Cet ouvrage d’Éric Laurent peut être considéré comme l’aboutissement des mouvements de protestation qui ont débuté avec les projets de réglementation de la profession de psychothérapeute pour se poursuivre en prises de position contre l’idéologie de l’évaluation et de la quantification dans les théories et pratiques cognitivo-comportementalistes.
Il nous rappelle les antécédents et l’histoire de cette tendance qui risque de gagner du terrain tant elle épouse les croyances scientistes qui soutiennent actuellement notre monde. C’est ainsi l’occasion de rappeler combien la psychanalyse est distante aussi bien de la science que de la religion.

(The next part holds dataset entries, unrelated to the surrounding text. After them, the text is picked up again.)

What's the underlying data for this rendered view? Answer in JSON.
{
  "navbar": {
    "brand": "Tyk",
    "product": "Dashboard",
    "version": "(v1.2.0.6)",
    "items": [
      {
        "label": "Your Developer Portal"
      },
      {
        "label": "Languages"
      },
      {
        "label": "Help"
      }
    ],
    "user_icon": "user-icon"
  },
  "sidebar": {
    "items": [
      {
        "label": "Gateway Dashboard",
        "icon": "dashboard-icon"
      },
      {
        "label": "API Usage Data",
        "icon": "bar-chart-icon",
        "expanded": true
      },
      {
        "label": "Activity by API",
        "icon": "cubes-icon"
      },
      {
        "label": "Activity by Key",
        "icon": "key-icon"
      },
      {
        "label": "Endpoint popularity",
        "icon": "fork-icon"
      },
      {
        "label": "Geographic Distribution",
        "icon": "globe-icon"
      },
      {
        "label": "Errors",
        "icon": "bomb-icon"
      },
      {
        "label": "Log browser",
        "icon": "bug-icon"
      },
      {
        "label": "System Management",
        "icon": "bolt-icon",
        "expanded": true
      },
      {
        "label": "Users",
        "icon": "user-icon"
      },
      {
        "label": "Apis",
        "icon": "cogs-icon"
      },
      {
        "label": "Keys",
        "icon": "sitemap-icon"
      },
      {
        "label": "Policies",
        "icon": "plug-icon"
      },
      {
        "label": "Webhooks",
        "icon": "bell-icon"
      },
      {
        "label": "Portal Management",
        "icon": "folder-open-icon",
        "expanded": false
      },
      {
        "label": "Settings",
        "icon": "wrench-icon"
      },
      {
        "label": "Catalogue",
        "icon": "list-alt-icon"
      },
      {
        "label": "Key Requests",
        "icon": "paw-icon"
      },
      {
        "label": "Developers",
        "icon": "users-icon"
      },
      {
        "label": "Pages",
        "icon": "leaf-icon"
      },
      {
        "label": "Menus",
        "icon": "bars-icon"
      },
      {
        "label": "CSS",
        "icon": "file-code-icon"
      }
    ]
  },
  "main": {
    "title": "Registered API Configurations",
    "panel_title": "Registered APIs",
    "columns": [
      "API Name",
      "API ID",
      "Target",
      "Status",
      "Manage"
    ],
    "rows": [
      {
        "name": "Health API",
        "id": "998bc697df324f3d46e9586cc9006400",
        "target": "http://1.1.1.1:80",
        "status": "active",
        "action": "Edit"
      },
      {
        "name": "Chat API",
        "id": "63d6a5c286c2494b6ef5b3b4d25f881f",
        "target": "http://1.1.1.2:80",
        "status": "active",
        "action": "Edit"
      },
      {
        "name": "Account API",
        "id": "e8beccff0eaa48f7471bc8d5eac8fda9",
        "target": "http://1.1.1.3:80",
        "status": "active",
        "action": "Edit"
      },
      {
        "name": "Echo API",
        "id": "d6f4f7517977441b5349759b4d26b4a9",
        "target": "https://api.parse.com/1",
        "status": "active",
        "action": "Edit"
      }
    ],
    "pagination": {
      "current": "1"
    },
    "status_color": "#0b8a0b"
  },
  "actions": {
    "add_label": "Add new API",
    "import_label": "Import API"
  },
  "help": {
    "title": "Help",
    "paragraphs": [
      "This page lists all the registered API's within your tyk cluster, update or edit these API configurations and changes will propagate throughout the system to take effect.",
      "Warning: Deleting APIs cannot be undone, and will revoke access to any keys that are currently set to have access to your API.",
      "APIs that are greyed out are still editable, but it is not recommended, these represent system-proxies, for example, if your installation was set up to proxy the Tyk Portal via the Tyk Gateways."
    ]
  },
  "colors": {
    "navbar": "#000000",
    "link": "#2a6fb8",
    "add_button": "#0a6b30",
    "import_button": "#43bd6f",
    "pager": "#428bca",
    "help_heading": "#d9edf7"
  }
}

L’opposition classique que reprend un Changeux entre l’esprit et le cerveau éclipse le véritable enjeu qui s’avère avant tout politique, et ce n’est pas par hasard que ce soit avec Chomsky que l’auteur commence  par dialoguer quand il aborde dans la première partie la question de linscription du sujet.

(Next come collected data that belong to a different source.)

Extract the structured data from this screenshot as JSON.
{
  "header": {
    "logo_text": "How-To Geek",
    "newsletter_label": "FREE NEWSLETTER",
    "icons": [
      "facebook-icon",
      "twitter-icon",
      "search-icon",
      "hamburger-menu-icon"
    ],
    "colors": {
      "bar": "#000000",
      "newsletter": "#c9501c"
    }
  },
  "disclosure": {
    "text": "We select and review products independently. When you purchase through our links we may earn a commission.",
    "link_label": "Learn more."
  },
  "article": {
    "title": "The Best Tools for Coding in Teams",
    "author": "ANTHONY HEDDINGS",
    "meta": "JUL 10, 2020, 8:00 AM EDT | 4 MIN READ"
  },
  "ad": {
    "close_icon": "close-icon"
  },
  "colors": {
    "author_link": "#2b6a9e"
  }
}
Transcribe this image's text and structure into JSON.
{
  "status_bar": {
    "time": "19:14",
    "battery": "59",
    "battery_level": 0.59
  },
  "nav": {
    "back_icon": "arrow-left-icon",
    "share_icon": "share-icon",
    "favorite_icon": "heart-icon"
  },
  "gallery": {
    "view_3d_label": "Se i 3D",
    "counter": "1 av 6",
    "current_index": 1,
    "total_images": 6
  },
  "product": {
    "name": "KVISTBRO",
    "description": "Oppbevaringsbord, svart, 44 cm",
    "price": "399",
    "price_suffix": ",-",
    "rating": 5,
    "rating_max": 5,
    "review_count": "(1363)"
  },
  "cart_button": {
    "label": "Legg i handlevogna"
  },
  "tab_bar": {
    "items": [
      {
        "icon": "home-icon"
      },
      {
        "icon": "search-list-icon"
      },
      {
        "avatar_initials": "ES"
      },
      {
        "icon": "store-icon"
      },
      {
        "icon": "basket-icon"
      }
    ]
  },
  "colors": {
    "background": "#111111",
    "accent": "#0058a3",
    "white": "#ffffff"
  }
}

La seconde partie intitulée l’évaluation impossible est plus directement conjoncturelle, visant les rapports de l’INSERM  et autres expertises aux méthodes plus que discutables, ne serait-ce que du point de vue strictement scientifique, sans parler de déontologie. Les psychanalystes ne sont pas les seuls naturellement à s’élever contre un certain nombre d’aberrations liées par exemple aux nouvelles définitions des DSM, comme celles des TOP (trouble oppositionnel avec provocation) ou des THADA (trouble hyperkinétique avec déficit de l’attention). Des sociologues, pédiatres et psychiatres, des enseignants et des juristes, s’élèvent contre de telles classifications censées pouvoir se fonder sur des tests mesurables. Les recensions du livre sont ainsi nombreuses et fouillées, et je ne m’attarderai pas sur cette seconde partie, dont les résultats sont maintenant largement connus, pour revenir sur la première ainsi que la troisième partie, psychanalyse et cognition, qui situe très précisément le discours analytique face à ces problématiques.
Car ce livre est beaucoup plus que la mise au point claire de ce qui spécifie la psychanalyse face à ces diverses tentatives de réduction du psychisme au fonctionnement et dysfonctionnements du cerveau, qui seraient dus à des erreurs d’aiguillages synaptiques, des lésions cérébrales, et/ou des défauts d’apprentissage liés à l’éducation, tous causes de déficits cognitifs : il nous livre ce faisant de véritables leçons de psychanalyse. Je propose de les regrouper en deux parties, une première concernant la psychanalyse et le langage, et la seconde la psychanalyse et le réel.

Psychanalyse et langage

Parallèlement à la réfutation des TCC, l’auteur a entrepris un dialogue avec les théoriciens du programme cognitif en linguistique et en psychologie. Il faut se garder de confondre les deux : «La cognition de la thérapie TCC n’a rien à voir avec le programme cognitif(2)». Plutôt est-elle fondée sur la croyance de chacun en son image, image fascinante qui s’accompagne d’une omniprésence de la violence. « La logique cachée en est la jouissance des atteintes sur l’image idéale sous toutes ses formes. Cette passion est à la mesure du fétichisme de l’image(3)». Il y a donc là un véritable abus de langage, source de confusions et d’égarements.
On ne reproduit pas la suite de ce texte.